9 Damn Good Healthy Reasons You Should Have Sex Every Night
You may have thought sex was just a pure form of physical enjoyment, but the health benefits that come along with it just can’t be ignored.
Many people don’t think having sex on a daily or nightly basis is plausible — between heavy workloads, stressful days, unintentional late-night binges on mac and cheese and all around laziness, but, honestly, sex is what can actually make you feel relief from all of those stressors.
I know it’s difficult to even motivate yourself to hit the gym at the end of the day, and pure naked vulnerability seems like the last thing you want to be dealing with, but it’s time to change that mindset. It’s time to go back to the birds and the bees.
So what are the benefits of sex that lie outside the actual act itself?
1. It keeps your immune system healthy
Trying to fight off the common cold? Maybe you should head to the bedroom instead of CVS. Having sex numerous times weekly correlates with high levels of immunoglobulin (IgA), an antibody, that protects from infections and the common cold.
Sound too good to be true? Well, you can thank researchers at Wilkes University in Pennsylvania for this lovely discovery.
2. It lowers blood pressure
High blood pressure is often times a symptom of heart attack, kidney disease and stroke.

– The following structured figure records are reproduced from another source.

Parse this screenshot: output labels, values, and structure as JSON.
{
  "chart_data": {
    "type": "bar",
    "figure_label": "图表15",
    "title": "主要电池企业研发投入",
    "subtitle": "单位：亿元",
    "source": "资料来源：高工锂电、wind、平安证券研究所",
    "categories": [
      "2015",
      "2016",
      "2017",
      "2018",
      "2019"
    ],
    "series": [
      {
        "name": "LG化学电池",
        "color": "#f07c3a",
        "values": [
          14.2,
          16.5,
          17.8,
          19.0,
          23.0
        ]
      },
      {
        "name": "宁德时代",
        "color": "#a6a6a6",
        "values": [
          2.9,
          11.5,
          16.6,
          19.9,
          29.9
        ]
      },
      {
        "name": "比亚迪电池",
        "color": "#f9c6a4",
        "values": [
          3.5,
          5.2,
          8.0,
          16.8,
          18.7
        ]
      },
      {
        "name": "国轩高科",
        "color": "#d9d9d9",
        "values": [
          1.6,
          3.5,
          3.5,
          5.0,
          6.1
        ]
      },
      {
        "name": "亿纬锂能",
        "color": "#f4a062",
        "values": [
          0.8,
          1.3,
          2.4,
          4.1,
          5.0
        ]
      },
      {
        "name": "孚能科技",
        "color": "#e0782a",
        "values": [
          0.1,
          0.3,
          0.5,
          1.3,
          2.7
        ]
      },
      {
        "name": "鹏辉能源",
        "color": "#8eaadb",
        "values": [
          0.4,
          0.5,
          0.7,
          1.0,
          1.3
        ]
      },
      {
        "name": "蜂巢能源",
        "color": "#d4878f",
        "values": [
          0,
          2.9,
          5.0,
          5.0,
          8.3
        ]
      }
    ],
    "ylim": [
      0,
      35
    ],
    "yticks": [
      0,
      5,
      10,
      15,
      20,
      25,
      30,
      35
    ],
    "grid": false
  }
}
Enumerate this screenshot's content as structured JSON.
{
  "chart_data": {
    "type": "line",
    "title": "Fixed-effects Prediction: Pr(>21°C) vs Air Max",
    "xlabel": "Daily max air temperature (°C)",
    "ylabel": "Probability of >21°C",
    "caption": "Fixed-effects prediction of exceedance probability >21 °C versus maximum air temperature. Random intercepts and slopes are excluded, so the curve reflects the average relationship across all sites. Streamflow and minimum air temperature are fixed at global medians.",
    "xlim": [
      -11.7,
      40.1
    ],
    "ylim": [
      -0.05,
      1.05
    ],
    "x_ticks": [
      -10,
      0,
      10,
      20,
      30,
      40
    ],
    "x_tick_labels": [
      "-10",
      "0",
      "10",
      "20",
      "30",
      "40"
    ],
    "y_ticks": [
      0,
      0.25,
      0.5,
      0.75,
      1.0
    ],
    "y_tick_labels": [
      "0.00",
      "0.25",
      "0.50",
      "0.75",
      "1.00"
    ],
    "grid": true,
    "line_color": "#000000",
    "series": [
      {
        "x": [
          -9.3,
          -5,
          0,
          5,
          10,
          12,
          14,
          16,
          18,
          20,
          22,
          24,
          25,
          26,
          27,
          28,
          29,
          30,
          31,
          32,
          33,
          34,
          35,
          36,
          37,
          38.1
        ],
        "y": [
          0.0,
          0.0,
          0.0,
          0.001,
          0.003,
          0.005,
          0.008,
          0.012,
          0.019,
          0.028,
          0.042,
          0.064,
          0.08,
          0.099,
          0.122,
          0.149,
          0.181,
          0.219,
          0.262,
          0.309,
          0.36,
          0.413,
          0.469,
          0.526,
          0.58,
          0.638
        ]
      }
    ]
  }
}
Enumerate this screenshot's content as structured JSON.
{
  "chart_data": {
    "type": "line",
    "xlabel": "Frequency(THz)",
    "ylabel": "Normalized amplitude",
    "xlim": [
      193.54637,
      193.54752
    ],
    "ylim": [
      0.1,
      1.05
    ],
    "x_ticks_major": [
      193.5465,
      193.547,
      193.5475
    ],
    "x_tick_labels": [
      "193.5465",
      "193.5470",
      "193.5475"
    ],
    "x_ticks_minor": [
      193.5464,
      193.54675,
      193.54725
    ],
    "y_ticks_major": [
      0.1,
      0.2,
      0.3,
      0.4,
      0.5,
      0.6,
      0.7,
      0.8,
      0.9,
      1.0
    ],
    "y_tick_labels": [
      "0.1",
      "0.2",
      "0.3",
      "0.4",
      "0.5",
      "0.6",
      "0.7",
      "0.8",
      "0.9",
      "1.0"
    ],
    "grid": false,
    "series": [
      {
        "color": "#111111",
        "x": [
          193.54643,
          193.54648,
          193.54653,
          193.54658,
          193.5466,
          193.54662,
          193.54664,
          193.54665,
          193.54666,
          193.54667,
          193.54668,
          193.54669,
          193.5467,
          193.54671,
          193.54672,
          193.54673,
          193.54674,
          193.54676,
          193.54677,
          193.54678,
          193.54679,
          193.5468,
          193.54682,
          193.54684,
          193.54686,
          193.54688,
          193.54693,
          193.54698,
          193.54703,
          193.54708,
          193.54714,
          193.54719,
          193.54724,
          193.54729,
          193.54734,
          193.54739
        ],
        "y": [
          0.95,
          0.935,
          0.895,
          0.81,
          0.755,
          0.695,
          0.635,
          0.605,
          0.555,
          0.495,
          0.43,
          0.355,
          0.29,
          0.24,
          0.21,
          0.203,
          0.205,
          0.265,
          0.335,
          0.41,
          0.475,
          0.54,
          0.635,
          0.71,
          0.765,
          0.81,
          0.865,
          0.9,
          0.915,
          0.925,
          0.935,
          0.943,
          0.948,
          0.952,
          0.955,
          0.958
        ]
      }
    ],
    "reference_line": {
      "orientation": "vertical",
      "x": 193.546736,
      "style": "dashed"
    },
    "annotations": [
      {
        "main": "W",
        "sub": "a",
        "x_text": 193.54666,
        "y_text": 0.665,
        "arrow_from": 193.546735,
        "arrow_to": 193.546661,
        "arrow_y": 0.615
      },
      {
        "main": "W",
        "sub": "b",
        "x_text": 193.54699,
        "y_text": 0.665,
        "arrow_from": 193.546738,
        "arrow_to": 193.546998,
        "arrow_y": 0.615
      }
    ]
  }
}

A study published in Biological Psychology found that consistent sex helps to lower diastolic blood pressure.
The study focused on people who lived with their partners, which clearly makes frequent sex more of a reality than a dream.
3. It’s a lot more fun to burn calories in bed than on the treadmill
Obviously sex is a workout, but how much of one is it really? And what could make it better? For every half hour you spend getting it on, you can burn over 144 calories and the more you move around, the more calories you will burn.
4. It relieves stress
No this isn’t your imagination, this is actual science! Psychology professor Stuart Brody, Ph.D. from the University of the West of Scotland, conducted research that affirmed people who had sex “once over two weeks were better able to a manage stressful situations such as public speaking.”
Could you imagine how much less stressed you would be if you just upped that amount?
5. You can ditch the moisturizer and anti-aging creams
I’m not sure who comes up with these studies or how they think of them, but a study done at the Royal Edinburgh Hospital in Scotland is about to blow your mind.
A group of researchers sat behind a one-way mirror and watched as participants sat before them. The researchers had to guess each person’s age and realized that those who were having sex more often were viewed as seven to 12 years younger than their real age.
How? Why? Well, frequent sex encourages the releases of hormones, which is what keeps you looking young. Estrogen, especially, aids in the softening of skin — and who wouldn’t want that?
6. You will definitely sleep better
You may think the insane amount of physical activity you just engaged in is what is putting you to sleep afterwards, but that isn’t really the case.
The endorphins that are released during sex are also those that help you relax and help you de-stress, which finally prepare you for sleep.
7. It decreases pain
Endorphins like epinephrine and dopamine take over your body after an orgasm. These are the bodies natural pain relievers.
8. For the males: It decreases risk of prostate cancer
HOW? Well, a study published in the Journal of the American Medical Association said that men who ejaculated at least 21 times monthly were less likely to get prostate cancer.
The best part of this is that you don’t really even need sex to accomplish it.
9. For the females: It helps alleviate cramps
If you haven’t already figured this one out on your own, you at least now have science to back it up. Cindy M. Meston, Ph.D., director of the Sexual Psychophysiology Laboratory at the University of Texas at Austin, explained that “when a woman orgasms, her uterus contracts and, in the process, rids the body of cramp-causing compounds.”
Sure, your boyfriend (or whomever you’re having sex with) may not be too keen on the idea, but hopefully, for your sake, he can suck it up and take one for the team.